Samantha Cristoforetti torna nello spazio da comandante. “La fiducia nei vaccini si recupera con una comunicazione trasparente”

Tra circa nove mesi, nella primavera del 2022, tornerà nella Stazione Spaziale Internazionale per la missione assegnatale dall’Agenzia Spaziale Europea.

Samantha Cristoforetti

In  una lunga intervista di Sette del Corriere della Sera, Samantha Cristoforetti racconta molto della sua vita e della sua eccezionale  esperienza da astronauta  toccando anche il tema del Covid e della comunicazione di cui riportiamo qui di seguito alcuni stralci:

La pandemia ci sta costringendo anche misurarci con i timori e lo scetticismo nei confronti dei vaccini.
«Non credo sia un problema di alfabetizzazione scientifica. Io, e così la mia famiglia, per esempio mi sono vaccinata alla prima occasione utile non perché ho letto i paper o acquisito informazioni che tuttora non ho. Ci sono istituzioni deputate e io scelgo di fidarmi di queste istituzioni. Quindi la domanda da farsi è: perché ci sono persone che scelgono di fidarsi del ciarlatano di turno su Facebook e non delle istituzioni? Come si può recuperare questa fiducia?».

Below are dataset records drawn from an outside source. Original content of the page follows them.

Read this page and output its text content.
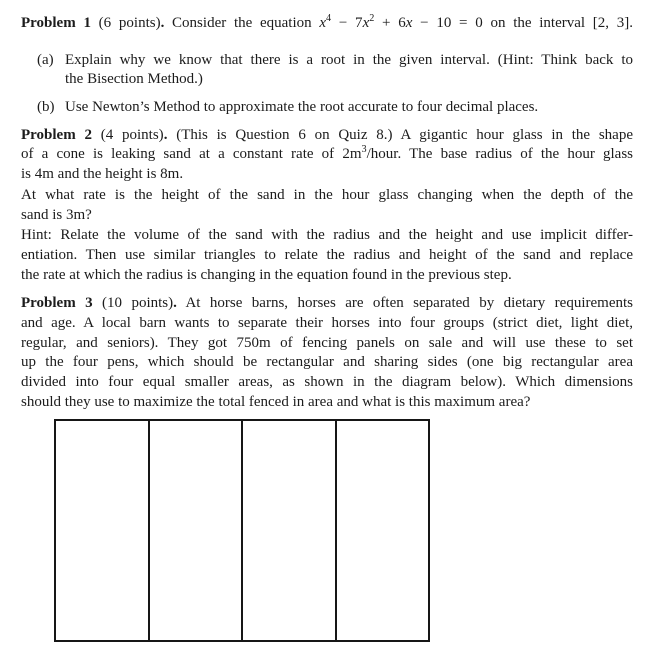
Problem 1 (6 points). Consider the equation $x^4 - 7x^2 + 6x - 10 = 0$ on the interval [2, 3].
(a) Explain why we know that there is a root in the given interval. (Hint: Think back to
the Bisection Method.)
(b) Use Newton’s Method to approximate the root accurate to four decimal places.
Problem 2 (4 points). (This is Question 6 on Quiz 8.) A gigantic hour glass in the shape
of a cone is leaking sand at a constant rate of $2m^3$/hour. The base radius of the hour glass
is 4m and the height is 8m.
At what rate is the height of the sand in the hour glass changing when the depth of the
sand is 3m?
Hint: Relate the volume of the sand with the radius and the height and use implicit differ-
entiation. Then use similar triangles to relate the radius and height of the sand and replace
the rate at which the radius is changing in the equation found in the previous step.
Problem 3 (10 points). At horse barns, horses are often separated by dietary requirements
and age. A local barn wants to separate their horses into four groups (strict diet, light diet,
regular, and seniors). They got 750m of fencing panels on sale and will use these to set
up the four pens, which should be rectangular and sharing sides (one big rectangular area
divided into four equal smaller areas, as shown in the diagram below). Which dimensions
should they use to maximize the total fenced in area and what is this maximum area?
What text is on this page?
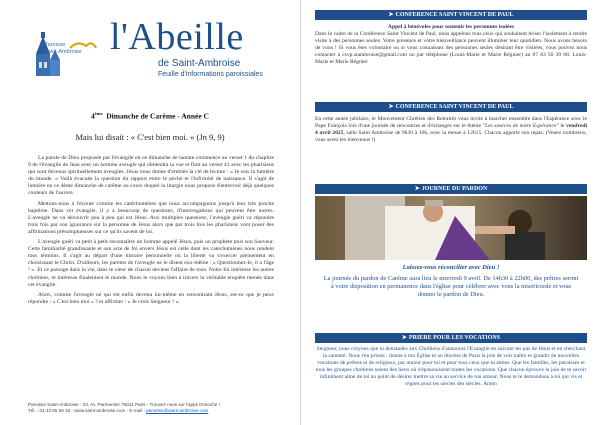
Paroisse
Saint-Ambroise l'Abeille
de Saint-Ambroise
Feuille d'informations paroissiales
4ème Dimanche de Carême - Année C
Mais lui disait : « C'est bien moi. » (Jn 9, 9)

La parole de Dieu proposée par l'évangile en ce dimanche de laetare commence au verset 1 du chapitre 9 de l'évangile de Jean avec un homme aveugle qui obtiendra la vue et finit au verset 41 avec les pharisiens qui sont devenus spirituellement aveugles. Jésus nous donne d'emblée la clé de lecture : « Je suis la lumière du monde. » Voilà évacuée la question du rapport entre le péché et l'infirmité de naissance. Il s'agit de lumière en ce 4ème dimanche de carême au cours duquel la liturgie nous propose d'entrevoir déjà quelques couleurs de l'aurore.

Mettons-nous à l'écoute comme les catéchumènes que nous accompagnons jusqu'à leur très proche baptême. Dans cet évangile, il y a beaucoup de questions, d'interrogations qui peuvent être notres. L'aveugle ne va découvrir peu à peu qui est Jésus. Aux multiples questions, l'aveugle guéri va répondre trois fois par son ignorance sur la personne de Jésus alors que par trois fois les pharisiens vont poser des affirmations présomptueuses sur ce qu'ils savent de lui.

L'aveugle guéri va petit à petit reconnaître un homme appelé Jésus, puis un prophète puis son Sauveur. Cette familiarité grandissante et son acte de foi envers Jésus est celle dont les catéchumènes nous rendent tous témoins. Il s'agit au départ d'une histoire personnelle où la liberté va s'exercer pleinement en choisissant le Christ. D'ailleurs, les parents de l'aveugle ne le disent eux-même : « Questionnez-le, il a l'âge ! ». Et ce passage dans la vie, dans le cœur de chacun devient l'affaire de tous. Notre foi intéresse les autres chrétiens, et intéresse finalement le monde. Nous le voyons bien à travers la véritable enquête menée dans cet évangile.

Alors, comme l'aveugle né qui est enfin devenu lui-même en rencontrant Jésus, est-ce que je peux répondre : « C'est bien moi » ? et affirmer : « Je crois Seigneur ! ».

Paroisse Saint-Ambroise - 33, Av. Parmentier 75011 Paris - Trouvez nous sur l'appli Océoche !
Tél. : 01 43 55 56 18 - www.saint-ambroise.com - E-mail : paroisse@saint-ambroise.com
➤ CONFERENCE SAINT VINCENT DE PAUL
Appel à bénévoles pour soutenir les personnes isolées
Dans le cadre de la Conférence Saint Vincent de Paul, nous appelons tous ceux qui souhaitent briser l'isolement à rendre visite à des personnes seules. Votre présence et votre bienveillance peuvent illuminer leur quotidien. Nous avons besoin de vous ! Si vous êtes volontaire ou si vous connaissez des personnes seules désirant être visitées, vous pouvez nous contacter à csvp.stambroise@gmail.com ou par téléphone (Louis-Marie et Marie Régnier) au 07 83 50 39 88. Louis-Marie et Marie Régnier
➤ CONFERENCE SAINT VINCENT DE PAUL
En cette année jubilaire, le Mouvement Chrétien des Retraités vous invite à marcher ensemble dans l'Espérance avec le Pape François lors d'une journée de rencontres et d'échanges sur le thème "Les sources de notre Espérance" le vendredi 4 avril 2025, salle Saint Ambroise de 9h30 à 16h, avec la messe à 12h15. Chacun apporte son repas. (Venez nombreux, vous serez les bienvenus !)
➤ JOURNEE DU PARDON
Laissez-vous réconcilier avec Dieu !
La journée du pardon de Carême aura lieu le mercredi 9 avril. De 14h30 à 22h00, des prêtres seront à votre disposition en permanence dans l'église pour célébrer avec vous la miséricorde et vous donner le pardon de Dieu.
➤ PRIERE POUR LES VOCATIONS
Seigneur, nous croyons que tu demandes aux Chrétiens d'annoncer l'Evangile en suivant les pas de Jésus et en cherchant la sainteté. Nous t'en prions : donne à ton Église et au diocèse de Paris la joie de voir naître et grandir de nouvelles vocations de prêtres et de religieux, par amour pour toi et pour tous ceux que tu aimes. Que les familles, les paroisses et tous les groupes chrétiens soient des lieux où s'épanouissent toutes les vocations. Que chacun éprouve la joie de te savoir infiniment aimé de toi au point de désirer mettre sa vie au service de ton amour. Nous te le demandons à toi qui vis et règnes pour les siècles des siècles. Amen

Gliela giro volentieri: come si fa?
«Con una comunicazione trasparente e onesta. E distinguendo quello che è scienza da quello che è ricerca: la scienza è un patrimonio di conoscenze grossomodo acquisite che non è più ragionevole mettere in discussione, mentre la ricerca è una parte della scienza ancora oggetto di discussione, di dibattito, con delle bande di incertezza, che vanno comunicate con onestà. Anche la divulgazione scientifica da parte di voi giornalisti è fondamentale: l’ipersemplificazione porta a messaggi contrastanti, per cui poi le persone non si fidano. Forse bisogna avere un po’ più di fiducia nel fatto che siano in grado di gestire un messaggio più articolato».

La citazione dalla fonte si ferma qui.